Characterization and quantification of biosphere-climate interactions is critical to understanding and predicting climate change. The feedback between biosphere and climate is mediated to a significant degree by the dynamics of radiatively active, biogenic trace gases. Quantifying the dynamics and air-sea exchange of these gases is a major objective of the new I.G.B.P. (International Biosphere-Geosphere Program) program SOLAS, the Surface Ocean Lower Atmosphere Study. The biogenic production and subsequent ventilation of dimethyl sulfide (DMS) is climatically important as it has been postulated that DMS and its atmospheric oxidation products are part of a cloud albedo feedback mechanism which links global biosphere and climate.
Progress in understanding biosphere-climate interactions is hampered largely because it is difficult to accurately constrain, parameterize, or validate models. There are simply not enough field observations collected in conjunction with the appropriate ancillary data to assess forcing factors in a mechanistic and predictive way.
In this project, scientists at the Woods Hole Oceanographic Institution and the Bermuda Biological Station for Research will collect and study new time-series data set of DMS dynamics, including critical pool and rate measurements vital to assess not only the long-term variability of the DMS pool (and major associated compounds) but also the short-term dynamics of DMS and dimethylsulfoniopropionate (DMSP - the main precursor of DMS in ocean water) that underlie this long-term variability. By revisiting the same oceanic gyre, this new study will represent the first long term comparison of DMS and DMSP concentrations anywhere in deep ocean. The measurements made in the first study will be repeated now, more than a decade later, in addition to a broader suite of measurements to address new hypotheses about the factors controlling DMS dynamics. Monthly measurements will include key turnover dynamics of DMS and dissolved DMSP in surface waters using new 35S tracer methods, aqueous DMSO concentrations, and diel variations in atmospheric DMS during the BATS cruises. This comprehensive time-series and process sampling scheme will allow us to describe mechanistically the controls on key DMS, DMSP, and DMSO turnover rates and will serve as a unique validation data set for past and future modeling efforts.

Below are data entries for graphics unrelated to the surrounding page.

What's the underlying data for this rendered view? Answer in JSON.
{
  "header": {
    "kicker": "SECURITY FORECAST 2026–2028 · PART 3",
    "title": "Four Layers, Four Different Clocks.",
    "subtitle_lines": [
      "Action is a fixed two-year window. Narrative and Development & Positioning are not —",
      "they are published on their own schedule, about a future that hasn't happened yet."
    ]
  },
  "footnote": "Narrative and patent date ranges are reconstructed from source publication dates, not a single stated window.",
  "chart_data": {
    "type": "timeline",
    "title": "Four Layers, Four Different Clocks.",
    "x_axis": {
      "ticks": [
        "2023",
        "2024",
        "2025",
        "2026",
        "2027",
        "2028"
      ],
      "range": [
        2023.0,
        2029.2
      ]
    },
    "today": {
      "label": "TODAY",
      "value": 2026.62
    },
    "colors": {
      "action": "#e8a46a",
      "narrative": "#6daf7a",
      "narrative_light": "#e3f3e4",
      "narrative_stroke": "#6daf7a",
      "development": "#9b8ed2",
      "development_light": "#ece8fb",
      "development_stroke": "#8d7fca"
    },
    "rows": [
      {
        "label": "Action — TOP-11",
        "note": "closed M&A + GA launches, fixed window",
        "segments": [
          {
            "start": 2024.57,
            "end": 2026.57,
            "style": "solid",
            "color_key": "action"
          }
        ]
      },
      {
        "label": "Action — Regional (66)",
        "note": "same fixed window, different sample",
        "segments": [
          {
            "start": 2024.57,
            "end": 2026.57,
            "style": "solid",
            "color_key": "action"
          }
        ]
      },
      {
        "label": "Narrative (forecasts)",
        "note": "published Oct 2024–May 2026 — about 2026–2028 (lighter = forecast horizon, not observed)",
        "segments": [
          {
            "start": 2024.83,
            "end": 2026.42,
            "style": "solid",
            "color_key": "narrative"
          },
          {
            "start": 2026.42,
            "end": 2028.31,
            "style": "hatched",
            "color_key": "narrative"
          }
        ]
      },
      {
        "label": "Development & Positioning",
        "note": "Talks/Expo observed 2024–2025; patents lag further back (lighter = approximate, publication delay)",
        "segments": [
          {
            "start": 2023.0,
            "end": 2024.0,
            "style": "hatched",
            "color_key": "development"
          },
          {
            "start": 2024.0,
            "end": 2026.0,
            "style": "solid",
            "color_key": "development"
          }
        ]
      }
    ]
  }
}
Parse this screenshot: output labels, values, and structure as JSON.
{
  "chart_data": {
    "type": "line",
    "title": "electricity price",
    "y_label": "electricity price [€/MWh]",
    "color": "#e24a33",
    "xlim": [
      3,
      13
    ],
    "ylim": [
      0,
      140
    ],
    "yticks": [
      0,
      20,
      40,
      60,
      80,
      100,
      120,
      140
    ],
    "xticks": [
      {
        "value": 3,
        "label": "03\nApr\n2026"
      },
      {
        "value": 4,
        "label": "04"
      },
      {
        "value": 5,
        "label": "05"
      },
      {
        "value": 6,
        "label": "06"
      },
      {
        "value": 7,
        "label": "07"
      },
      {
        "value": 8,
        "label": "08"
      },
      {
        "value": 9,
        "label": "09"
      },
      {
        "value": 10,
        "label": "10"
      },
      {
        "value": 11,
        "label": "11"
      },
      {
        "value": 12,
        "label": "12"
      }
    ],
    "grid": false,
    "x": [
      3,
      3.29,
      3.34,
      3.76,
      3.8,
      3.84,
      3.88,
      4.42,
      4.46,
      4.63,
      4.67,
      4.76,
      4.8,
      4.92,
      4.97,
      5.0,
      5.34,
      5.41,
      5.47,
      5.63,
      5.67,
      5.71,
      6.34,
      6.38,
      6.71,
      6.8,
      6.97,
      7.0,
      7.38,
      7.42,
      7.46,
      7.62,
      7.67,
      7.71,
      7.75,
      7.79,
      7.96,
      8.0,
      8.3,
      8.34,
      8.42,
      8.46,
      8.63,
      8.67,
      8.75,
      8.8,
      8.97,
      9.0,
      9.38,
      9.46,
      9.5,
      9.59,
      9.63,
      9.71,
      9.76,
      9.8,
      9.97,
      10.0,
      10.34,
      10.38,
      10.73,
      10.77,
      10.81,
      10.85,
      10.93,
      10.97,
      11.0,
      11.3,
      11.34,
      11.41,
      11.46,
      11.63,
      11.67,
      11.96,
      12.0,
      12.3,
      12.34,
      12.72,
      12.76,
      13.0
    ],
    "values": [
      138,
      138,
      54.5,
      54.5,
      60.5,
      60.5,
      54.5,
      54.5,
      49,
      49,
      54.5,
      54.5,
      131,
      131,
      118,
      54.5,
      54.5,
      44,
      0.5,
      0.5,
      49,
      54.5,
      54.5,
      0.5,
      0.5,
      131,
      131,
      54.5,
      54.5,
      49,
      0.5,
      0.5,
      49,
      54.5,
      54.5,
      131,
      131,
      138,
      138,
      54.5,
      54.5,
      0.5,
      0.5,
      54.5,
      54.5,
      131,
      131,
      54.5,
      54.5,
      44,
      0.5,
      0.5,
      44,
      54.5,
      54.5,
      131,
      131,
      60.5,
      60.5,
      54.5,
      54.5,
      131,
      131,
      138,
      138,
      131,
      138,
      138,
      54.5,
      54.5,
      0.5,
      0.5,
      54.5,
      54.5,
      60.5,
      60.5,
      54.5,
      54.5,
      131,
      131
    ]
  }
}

Broader Impacts: Results from this study should improve our understanding of the underlying mechanisms controlling DMSP and DMS concentrations in oligotrophic waters and also provide key variables for model calibration and validation, thereby improving our ability to simulate and predict future biosphere-climate feedbacks. This research will also support the research of a student and a postdoctoral investigator, and encourage multifaceted interactions with scientists in several institutions in the US and Europe.